Hamersley graduated from Georgetown University Law Center in Washington, D.C. in 1995, where he earned a J.D. degree. Prior to attending law school, Hamersley earned Bachelor of Business Administration and MBA degrees from Florida International University.

==KPMG Whistleblower==

Hamersley first worked for KPMG in 1998 in the Mergers and Acquisitions Group of its Washington National Tax office. He relocated to KPMG's downtown Los Angeles office in March 2000. In June 2003, Hamersley filed a whistleblower lawsuit against KPMG in Los Angeles Superior Court.

On October 21, 2003, Hamersely testified before the United States Senate Committee on Finance outlining KPMG's abuse of tax shelters, describing the firm's active role in developing improper tax shelters, and noting that tax professionals who participated in the abuse were rewarded by the firm. KPMG categorically denied Hamersley's allegations stating that the conclusions in his Senate Finance Committee testimony are "simply wrong."

Hamersley assisted the United States Senate Homeland Security Permanent Subcommittee on Investigations in its examination of the KPMG tax shelters, which culminated in a two-day hearing
and a voluminous report detailing the nature of the KPMG's tax shelter activities. A total of nineteen senior executives of KPMG were indicted on criminal conspiracy and tax evasion charges in what the U.S. Department of Justice referred to as "the largest criminal tax case in U.S. history."

KPMG subsequently admitted criminal wrongdoing relating to abusive tax shelter activities and entered into a deferred prosecution agreement with the U.S. Department of Justice pursuant to which KPMG paid $456 million in fines, restitution, and penalties. Several of KPMG's tax shelter clients also sued KPMG as a result of their tax liability exposure.

The February 2004 PBS Frontline documentary "Tax Me If You Can" about abusive tax shelters included interviews with Hamersley. His KPMG experience appears as a case study in the Legal Ethics: Law Stories textbook. See Chapter 3: Travails in Tax, KPMG and the Tax Shelter Controversy.

==California Franchise Tax Board==
Hamersley joined the Abusive Tax Shelter Task Force in the Legal Department of California's Franchise Tax Board in 2004. He has since lectured at tax seminars and professional ethics lectures at Georgetown University Law Center. In July 2009, Hamersley left the California Franchise Tax Board to head up Hamersley Partners, a tax consulting firm.
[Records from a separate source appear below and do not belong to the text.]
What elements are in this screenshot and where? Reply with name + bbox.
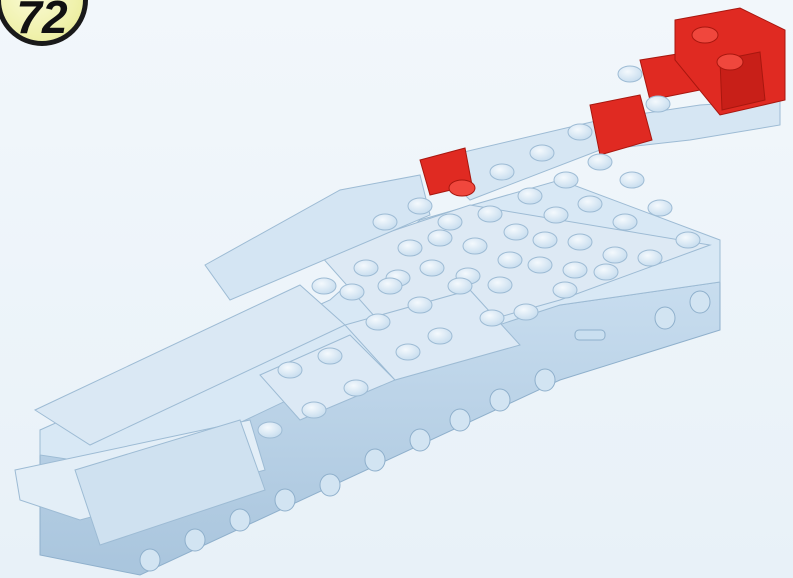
axle-pin <box>575 330 605 340</box>
model-body <box>15 100 780 575</box>
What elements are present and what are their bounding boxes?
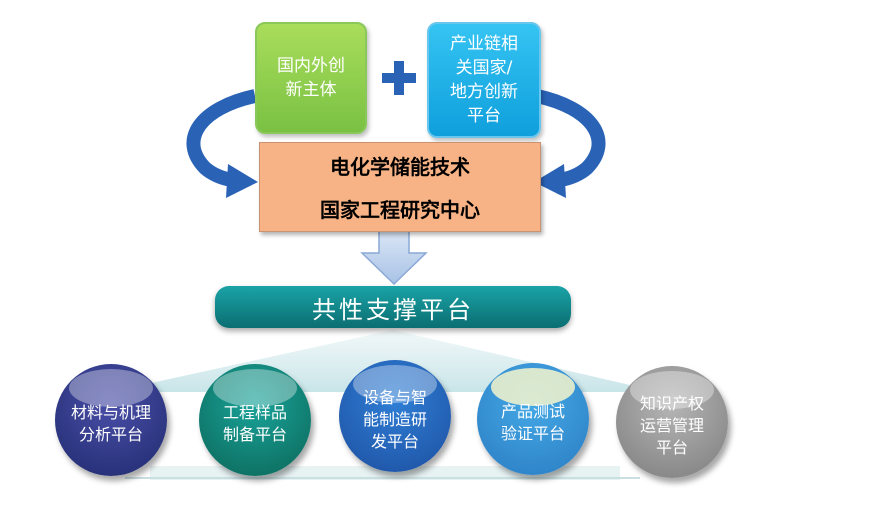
platform-circle-materials: 材料与机理 分析平台: [55, 364, 167, 476]
platform-label: 产品测试 验证平台: [500, 402, 565, 443]
engineering-center-box: 电化学储能技术 国家工程研究中心: [259, 142, 541, 232]
platform-circle-ip: 知识产权 运营管理 平台: [616, 366, 728, 478]
platform-label: 材料与机理 分析平台: [70, 403, 151, 444]
down-arrow-icon: [360, 229, 428, 286]
innovation-entities-label: 国内外创 新主体: [277, 56, 345, 100]
curved-arrow-right-icon: [534, 89, 606, 198]
band-label: 共性支撑平台: [312, 295, 474, 324]
platform-label: 设备与智 能制造研 发平台: [362, 388, 427, 451]
curved-arrow-left-icon: [186, 89, 258, 198]
common-support-platform-band: 共性支撑平台: [215, 286, 571, 328]
innovation-entities-box: 国内外创 新主体: [255, 22, 367, 134]
plus-icon: [382, 61, 416, 95]
platform-label: 知识产权 运营管理 平台: [639, 394, 704, 457]
center-title-line-2: 国家工程研究中心: [320, 198, 480, 222]
platform-circle-samples: 工程样品 制备平台: [199, 364, 311, 476]
platform-label: 工程样品 制备平台: [222, 403, 287, 444]
center-title-line-1: 电化学储能技术: [330, 155, 470, 179]
platform-circle-equipment: 设备与智 能制造研 发平台: [339, 360, 451, 472]
innovation-platforms-box: 产业链相 关国家/ 地方创新 平台: [427, 22, 541, 138]
platform-circle-testing: 产品测试 验证平台: [477, 363, 589, 475]
innovation-platforms-label: 产业链相 关国家/ 地方创新 平台: [450, 34, 518, 126]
==U.S. Congressional campaign==
In June 2006 he was a candidate for the U.S. Congress in California's 4th congressional district, obtaining third place in the Democratic party primary with 20.1% of the vote. He ran against Democrats Charles Brown and Lisa Rae. Brown went on to lose to then-incumbent Republican John Doolittle.

Hamersley ran on a campaign of reform, seeking to tie Rep. Doolittle to disgraced politicians and lobbyists such as Duke Cunningham and Jack Abramoff, and generally accusing Doolittle of participating in "pay-to-play politics". Doolittle did not seek reelection in 2008 after his home was raided by the FBI in an alleged political corruption investigation.